Keep your receipts. If you’re going to itemize deductions, such as charitable contributions, you should keep receipts proving those amounts. For one thing, it makes your calculations much easier, since you only have to look at a stack of receipts rather than searching through old bank statements or duplicate checks. Also, saving these receipts along with a copy of your return will help quickly clear up any misunderstandings in the event you are audited.

Watch for small mistakes. Some of the most common tax filing mistakes include incorrect Social Security numbers or information entered on the wrong lines of tax forms. Be diligent to check every detail of your return. Set it aside, and go over it again the next day before mailing your return.

Be careful about mailing your return. Many people choose to mail their returns the old-fashioned way, rather than utilizing electronic delivery methods. This is certainly an acceptable choice, but insufficient postage and missing the deadline are both more common than you’d think.

Sign and date your return. You might be amazed to find out how many people forget this last, but very important, step!
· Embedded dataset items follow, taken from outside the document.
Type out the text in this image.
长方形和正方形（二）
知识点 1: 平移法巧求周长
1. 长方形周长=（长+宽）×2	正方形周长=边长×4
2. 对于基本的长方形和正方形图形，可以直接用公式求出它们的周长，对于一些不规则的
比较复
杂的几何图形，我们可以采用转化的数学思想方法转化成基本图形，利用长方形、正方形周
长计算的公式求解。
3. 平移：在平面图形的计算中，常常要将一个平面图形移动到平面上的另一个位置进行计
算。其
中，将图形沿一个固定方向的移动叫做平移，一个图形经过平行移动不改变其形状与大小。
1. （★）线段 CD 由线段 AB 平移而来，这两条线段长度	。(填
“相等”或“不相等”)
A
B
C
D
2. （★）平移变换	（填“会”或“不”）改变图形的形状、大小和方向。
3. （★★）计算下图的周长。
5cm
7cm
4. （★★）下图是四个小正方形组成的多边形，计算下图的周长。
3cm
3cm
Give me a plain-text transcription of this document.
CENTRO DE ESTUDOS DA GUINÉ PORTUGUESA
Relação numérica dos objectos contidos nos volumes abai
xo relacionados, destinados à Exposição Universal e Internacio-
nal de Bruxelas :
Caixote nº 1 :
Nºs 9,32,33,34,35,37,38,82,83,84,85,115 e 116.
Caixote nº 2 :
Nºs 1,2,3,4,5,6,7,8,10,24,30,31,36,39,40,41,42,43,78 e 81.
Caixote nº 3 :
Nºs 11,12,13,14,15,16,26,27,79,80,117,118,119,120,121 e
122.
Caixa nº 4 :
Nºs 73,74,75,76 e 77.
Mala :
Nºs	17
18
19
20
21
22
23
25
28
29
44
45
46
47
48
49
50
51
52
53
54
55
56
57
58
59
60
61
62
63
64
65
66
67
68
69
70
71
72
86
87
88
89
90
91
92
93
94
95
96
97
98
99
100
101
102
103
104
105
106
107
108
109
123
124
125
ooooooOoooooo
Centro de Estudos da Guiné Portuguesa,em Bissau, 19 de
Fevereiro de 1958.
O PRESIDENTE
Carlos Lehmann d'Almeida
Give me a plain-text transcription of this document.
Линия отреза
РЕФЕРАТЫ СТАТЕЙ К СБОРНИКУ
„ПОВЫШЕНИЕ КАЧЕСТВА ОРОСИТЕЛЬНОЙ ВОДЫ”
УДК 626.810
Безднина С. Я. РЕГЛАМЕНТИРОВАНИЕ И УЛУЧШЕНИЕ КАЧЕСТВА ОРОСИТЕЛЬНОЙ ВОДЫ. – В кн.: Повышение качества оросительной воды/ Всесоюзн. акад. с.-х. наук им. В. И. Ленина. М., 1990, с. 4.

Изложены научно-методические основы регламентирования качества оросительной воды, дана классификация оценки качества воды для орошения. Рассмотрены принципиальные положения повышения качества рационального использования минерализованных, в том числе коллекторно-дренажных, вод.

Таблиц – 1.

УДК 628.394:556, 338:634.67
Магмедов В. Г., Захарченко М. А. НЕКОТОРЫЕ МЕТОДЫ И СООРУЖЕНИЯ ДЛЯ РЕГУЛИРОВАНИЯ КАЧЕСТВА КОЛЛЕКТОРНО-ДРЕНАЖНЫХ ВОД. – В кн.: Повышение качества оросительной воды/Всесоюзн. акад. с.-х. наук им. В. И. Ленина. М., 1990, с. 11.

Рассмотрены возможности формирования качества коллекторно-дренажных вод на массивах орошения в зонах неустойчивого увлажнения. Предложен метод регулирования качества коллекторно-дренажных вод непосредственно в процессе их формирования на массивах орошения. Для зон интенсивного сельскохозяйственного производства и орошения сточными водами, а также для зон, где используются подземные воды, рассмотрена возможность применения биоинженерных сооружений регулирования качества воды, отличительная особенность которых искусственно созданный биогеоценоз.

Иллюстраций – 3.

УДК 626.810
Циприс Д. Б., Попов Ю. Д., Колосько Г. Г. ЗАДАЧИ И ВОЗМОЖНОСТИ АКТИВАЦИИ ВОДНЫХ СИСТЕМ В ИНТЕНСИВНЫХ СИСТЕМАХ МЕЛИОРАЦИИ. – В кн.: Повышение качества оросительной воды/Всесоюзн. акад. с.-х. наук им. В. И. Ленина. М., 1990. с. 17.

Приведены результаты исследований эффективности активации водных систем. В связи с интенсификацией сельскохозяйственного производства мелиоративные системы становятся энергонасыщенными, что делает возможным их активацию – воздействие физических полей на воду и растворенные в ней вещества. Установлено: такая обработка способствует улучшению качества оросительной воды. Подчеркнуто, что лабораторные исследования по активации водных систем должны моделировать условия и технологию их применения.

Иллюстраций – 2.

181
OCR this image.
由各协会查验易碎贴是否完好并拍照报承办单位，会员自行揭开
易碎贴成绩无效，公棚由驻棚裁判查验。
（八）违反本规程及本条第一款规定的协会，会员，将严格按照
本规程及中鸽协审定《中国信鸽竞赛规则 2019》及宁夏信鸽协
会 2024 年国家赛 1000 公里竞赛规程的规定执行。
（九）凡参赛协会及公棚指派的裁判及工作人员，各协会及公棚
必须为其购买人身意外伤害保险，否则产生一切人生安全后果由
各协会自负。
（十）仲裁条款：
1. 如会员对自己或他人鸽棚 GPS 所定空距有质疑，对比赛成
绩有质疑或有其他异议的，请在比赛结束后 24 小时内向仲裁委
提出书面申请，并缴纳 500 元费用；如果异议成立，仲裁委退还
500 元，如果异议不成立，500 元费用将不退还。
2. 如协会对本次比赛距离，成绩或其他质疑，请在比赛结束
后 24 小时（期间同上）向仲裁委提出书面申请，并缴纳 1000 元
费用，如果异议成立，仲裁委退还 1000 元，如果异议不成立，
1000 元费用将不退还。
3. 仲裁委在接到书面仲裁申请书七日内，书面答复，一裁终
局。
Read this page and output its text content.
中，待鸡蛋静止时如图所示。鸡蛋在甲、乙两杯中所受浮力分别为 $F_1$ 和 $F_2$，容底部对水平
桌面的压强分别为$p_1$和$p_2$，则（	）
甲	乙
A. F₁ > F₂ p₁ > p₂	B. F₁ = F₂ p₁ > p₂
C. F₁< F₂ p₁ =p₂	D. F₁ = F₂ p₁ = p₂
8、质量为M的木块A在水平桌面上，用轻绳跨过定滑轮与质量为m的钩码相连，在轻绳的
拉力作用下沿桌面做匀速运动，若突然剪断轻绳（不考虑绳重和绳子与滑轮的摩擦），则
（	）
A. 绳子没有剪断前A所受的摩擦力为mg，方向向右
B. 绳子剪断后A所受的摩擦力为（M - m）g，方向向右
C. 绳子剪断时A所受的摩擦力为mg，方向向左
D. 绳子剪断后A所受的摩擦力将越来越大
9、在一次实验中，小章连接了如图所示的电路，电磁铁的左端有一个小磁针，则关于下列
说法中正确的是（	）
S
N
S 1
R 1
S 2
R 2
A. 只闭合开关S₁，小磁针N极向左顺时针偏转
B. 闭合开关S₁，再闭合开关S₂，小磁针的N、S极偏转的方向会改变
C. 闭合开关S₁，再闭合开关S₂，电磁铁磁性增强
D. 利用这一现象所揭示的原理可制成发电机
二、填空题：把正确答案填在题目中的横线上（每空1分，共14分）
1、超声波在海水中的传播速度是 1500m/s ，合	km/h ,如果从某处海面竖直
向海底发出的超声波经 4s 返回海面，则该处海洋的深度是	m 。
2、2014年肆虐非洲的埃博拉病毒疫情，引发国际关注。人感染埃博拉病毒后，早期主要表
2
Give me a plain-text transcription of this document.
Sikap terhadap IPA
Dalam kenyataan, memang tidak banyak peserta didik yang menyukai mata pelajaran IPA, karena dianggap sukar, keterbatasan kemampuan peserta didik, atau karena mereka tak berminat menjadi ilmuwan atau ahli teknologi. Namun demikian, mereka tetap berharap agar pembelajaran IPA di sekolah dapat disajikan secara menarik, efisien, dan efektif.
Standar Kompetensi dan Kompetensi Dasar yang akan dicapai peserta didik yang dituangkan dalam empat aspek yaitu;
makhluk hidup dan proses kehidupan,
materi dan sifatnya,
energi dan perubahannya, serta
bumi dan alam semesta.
Report stock sales correctly. If you sold stock at a loss, don’t make the mistake of thinking you don’t have to mention it on your tax return. The IRS will receive a 1099 form listing the sale, and they will automatically assume it was a profit unless you record the transaction as a loss on your return.

Report IRA plan distributions correctly. The taxable amount can be difficult to determine if your cost basis has been adjusted for transaction fees or returns of capital. It’s best to consult a tax professional if this situation applies to you, so you can prevent incorrect reporting of income.

Watch out for Schedule E mistakes. Schedule E forms are used to report income from items such as rental property, estates, partnerships, royalties, and S-corporations. These forms are notoriously tricky, and are commonly the source of tax filing errors. It’s best to consult a tax professional if these items apply to you.

Ask for an extension if you need one. Filing for an extension does not mean your return is more likely to be scrutinized and audited, as many people mistakenly believe. In fact, taking this step protects you, since you have more time to gather the information you need, consult with your tax professional, and do it right the first time.